La presse revient sur la polémique liée à l’introduction au lycée d’un enseignement inspiré de la théorie du genre dans les manuels de SVT de première, prévus pour la rentrée 2011 par l’Éducation nationale.
Selon la théorie du genre, la différence entre l’homme et la femme relève d’un "genre social" sans lien avec le sexe biologique, trop déterminant quant à l’identité masculine ou féminine. La différence des sexes et l’hétérosexualité sont conçues comme des constructions sociales.
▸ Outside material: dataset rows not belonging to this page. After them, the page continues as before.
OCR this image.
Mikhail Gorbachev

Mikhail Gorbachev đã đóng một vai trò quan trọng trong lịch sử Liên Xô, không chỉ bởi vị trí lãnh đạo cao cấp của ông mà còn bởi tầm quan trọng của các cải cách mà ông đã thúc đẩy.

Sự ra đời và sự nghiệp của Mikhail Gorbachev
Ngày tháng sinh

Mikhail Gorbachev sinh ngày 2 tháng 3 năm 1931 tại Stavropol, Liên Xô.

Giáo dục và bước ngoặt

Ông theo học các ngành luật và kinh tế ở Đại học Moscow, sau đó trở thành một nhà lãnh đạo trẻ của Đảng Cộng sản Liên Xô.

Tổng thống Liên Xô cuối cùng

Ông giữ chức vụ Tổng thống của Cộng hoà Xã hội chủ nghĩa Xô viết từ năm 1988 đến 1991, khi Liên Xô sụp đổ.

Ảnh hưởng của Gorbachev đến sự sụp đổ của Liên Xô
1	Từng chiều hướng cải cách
Dans ce cadre, le masculin, le féminin et la sexualité sont à redéfinir "en termes d’ "orientation" choisie, et non plus d’identité inscrite dans le corps".
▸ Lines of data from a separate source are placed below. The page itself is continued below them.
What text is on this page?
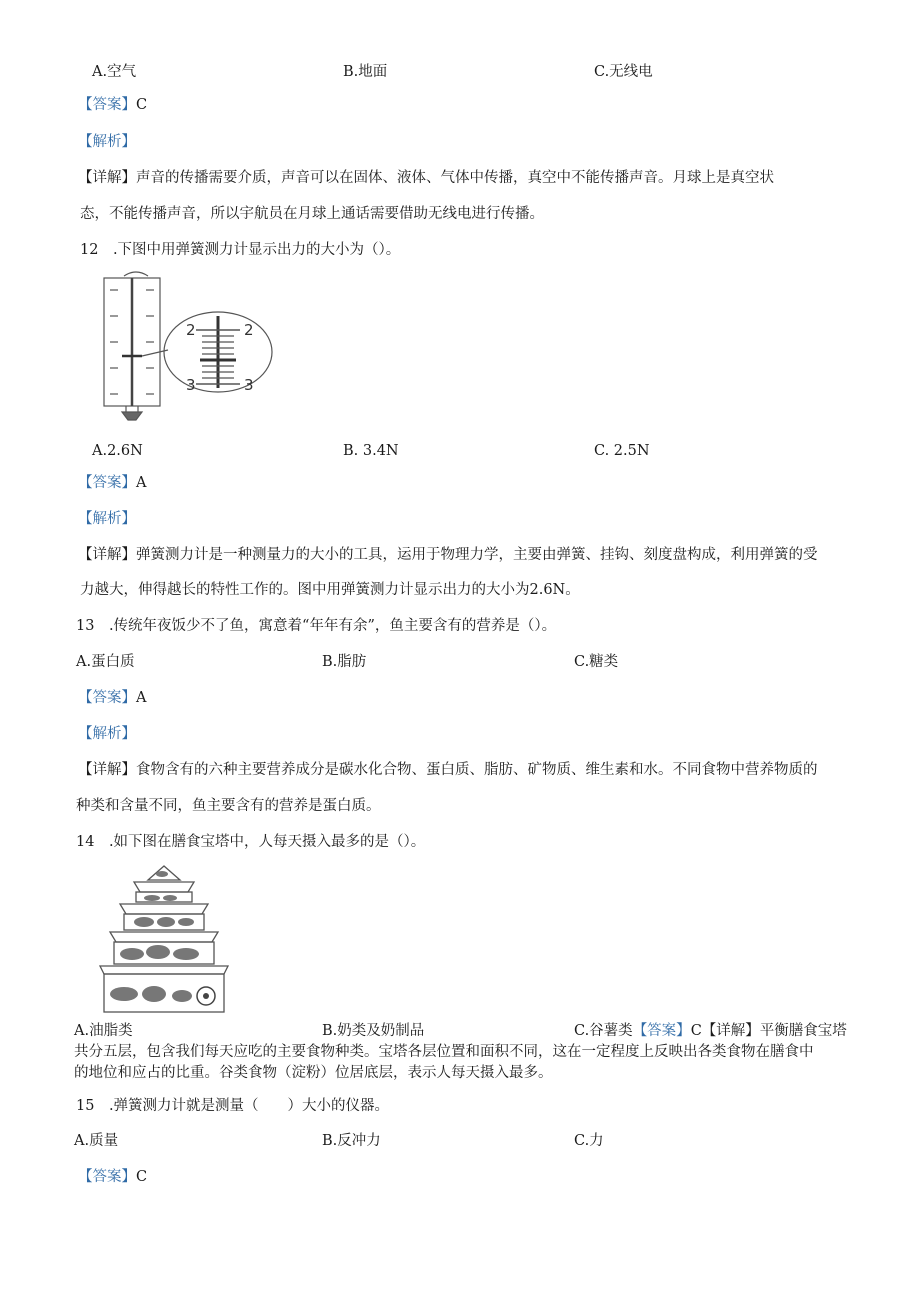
A.空气	B.地面	C.无线电
【答案】C
【解析】
【详解】声音的传播需要介质，声音可以在固体、液体、气体中传播，真空中不能传播声音。月球上是真空状
态，不能传播声音，所以宇航员在月球上通话需要借助无线电进行传播。
12　.下图中用弹簧测力计显示出力的大小为（）。
2	2
3	3
A.2.6N	B. 3.4N	C. 2.5N
【答案】A
【解析】
【详解】弹簧测力计是一种测量力的大小的工具，运用于物理力学，主要由弹簧、挂钩、刻度盘构成，利用弹簧的受
力越大，伸得越长的特性工作的。图中用弹簧测力计显示出力的大小为2.6N。
13　.传统年夜饭少不了鱼，寓意着“年年有余”，鱼主要含有的营养是（）。
A.蛋白质	B.脂肪	C.糖类
【答案】A
【解析】
【详解】食物含有的六种主要营养成分是碳水化合物、蛋白质、脂肪、矿物质、维生素和水。不同食物中营养物质的
种类和含量不同，鱼主要含有的营养是蛋白质。
14　.如下图在膳食宝塔中，人每天摄入最多的是（）。
A.油脂类	B.奶类及奶制品	C.谷薯类【答案】C【详解】平衡膳食宝塔
共分五层，包含我们每天应吃的主要食物种类。宝塔各层位置和面积不同，这在一定程度上反映出各类食物在膳食中
的地位和应占的比重。谷类食物（淀粉）位居底层，表示人每天摄入最多。
15　.弹簧测力计就是测量（　　）大小的仪器。
A.质量	B.反冲力	C.力
【答案】C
Dans Le Monde.fr, l’Institut Emilie du Châtelet, qui vise à promouvoir les recherches sur les femmes, le sexe et le genre, réagit aux critiques émises notamment par les associations familiales catholiques et par Christine Boutin, présidente du Parti chrétien-démocrate, dans une lettre ouverte adressée au ministre de l’Education nationale Luc Chatel.
"Comment peut-on présenter dans un manuel, qui se veut scientifique, une idéologie qui consiste à nier la réalité : l’altérité sexuelle de l’homme et la femme ?" y interrogeait Christine Boutin. Les membres de l’IEC estiment quant à eux que le refus d’enseigner le genre aux adolescents constituent une "censure archaïque" et affirment s’élever "avec force contre des conceptions anti-scientifiques qui s’autorisent du "bon sens" pour imposer leur ordre rétrograde". Selon eux, "on ne naît pas femme ni homme [...] on le devient. [...] en démocratie, l’anatomie ne doit plus être un destin".
Pour d’autres, cette installation de la théorie du genre dans le système éducatif français porte gravement atteinte "à la liberté de conscience et d’éducation des familles", notamment en matière de sexualité, d’autant plus que la théorie enseignée se présente comme une science.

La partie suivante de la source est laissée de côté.